A British backpacker in Australia has told media how she was threatened with rape if she didn’t sleep with a hostel owner, as authorities across the Tasman work to make it safer for tourists on working holidays.
Visitors to Australia under 30 years old who are granted three-year working holiday visas are expected to carry out six months of farm work during their stay.
Some, desperate to fulfil the requirement, are exposed to abuse and sometimes dangerous conditions at backpackers and farmstays.
New Zealanders don’t need a visa to work or travel in Australia, but many are still lured by the appeal of an Outback adventure.
British backpacker Frances Fairs travelled to Mildura, northwest Victoria, in search of adventure, but she was greeted with a hostel in disrepair, the ABC reports.
"I was shown to my room. The beds were bare but you could see the bed bugs on there and there was a soiled mattress in there on the floor and a bathroom that didn't work and a kitchen that had no running water," Ms Fairs said.
However, the hostel's squalid living conditions was the least of her problems. Over the next four weeks, she said, the owner's behaviour towards her turned increasingly sexual, before escalating by Christmas.
"He called me into his office and was like, 'Right, here's the deal – you are to sleep with me and my girlfriend or I rape you. Pick one.'
"He said, 'Well, I'm gunna pick you up tomorrow whether you like it or not,' and 'I have people that will come and grab you. You're not going to be able to resist this.' And I kicked him – I kicked him off me."
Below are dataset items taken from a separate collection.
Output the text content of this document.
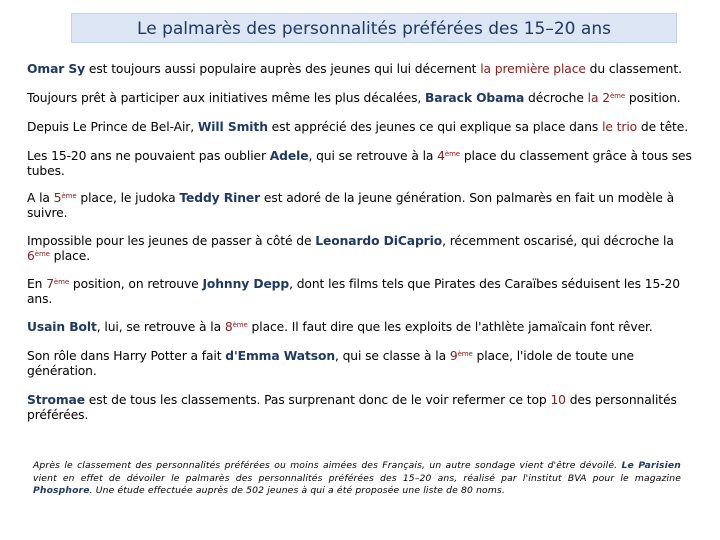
Le palmarès des personnalités préférées des 15–20 ans

Omar Sy est toujours aussi populaire auprès des jeunes qui lui décernent la première place du classement.

Toujours prêt à participer aux initiatives même les plus décalées, Barack Obama décroche la 2ème position.

Depuis Le Prince de Bel-Air, Will Smith est apprécié des jeunes ce qui explique sa place dans le trio de tête.

Les 15-20 ans ne pouvaient pas oublier Adele, qui se retrouve à la 4ème place du classement grâce à tous ses tubes.

A la 5ème place, le judoka Teddy Riner est adoré de la jeune génération. Son palmarès en fait un modèle à suivre.

Impossible pour les jeunes de passer à côté de Leonardo DiCaprio, récemment oscarisé, qui décroche la 6ème place.

En 7ème position, on retrouve Johnny Depp, dont les films tels que Pirates des Caraïbes séduisent les 15-20 ans.

Usain Bolt, lui, se retrouve à la 8ème place. Il faut dire que les exploits de l'athlète jamaïcain font rêver.

Son rôle dans Harry Potter a fait d'Emma Watson, qui se classe à la 9ème place, l'idole de toute une génération.

Stromae est de tous les classements. Pas surprenant donc de le voir refermer ce top 10 des personnalités préférées.

Après le classement des personnalités préférées ou moins aimées des Français, un autre sondage vient d'être dévoilé. Le Parisien vient en effet de dévoiler le palmarès des personnalités préférées des 15–20 ans, réalisé par l'institut BVA pour le magazine Phosphore. Une étude effectuée auprès de 502 jeunes à qui a été proposée une liste de 80 noms.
Ms Fairs' story was all too familiar for Rosie Ayliffe, whose only child Mia was stabbed to death by a French national in a Queensland backpacker hostel in 2016.
Ms Ayliffe now provides advice for 20,000 people on social media – many of who are looking for farm work in Australia. Their stories of exploitation and assault, she said, "used to reduce me to absolute tears."
"It was like going through Mia's death again. Every time I got another story, it was like going through her death again," she said.
The Department of Home Affairs said they have now introduced a number of sweeping changes to protect visitors, including providing the Fair Work Ombudsman with additional funding and power to investigate and penalise bad employers.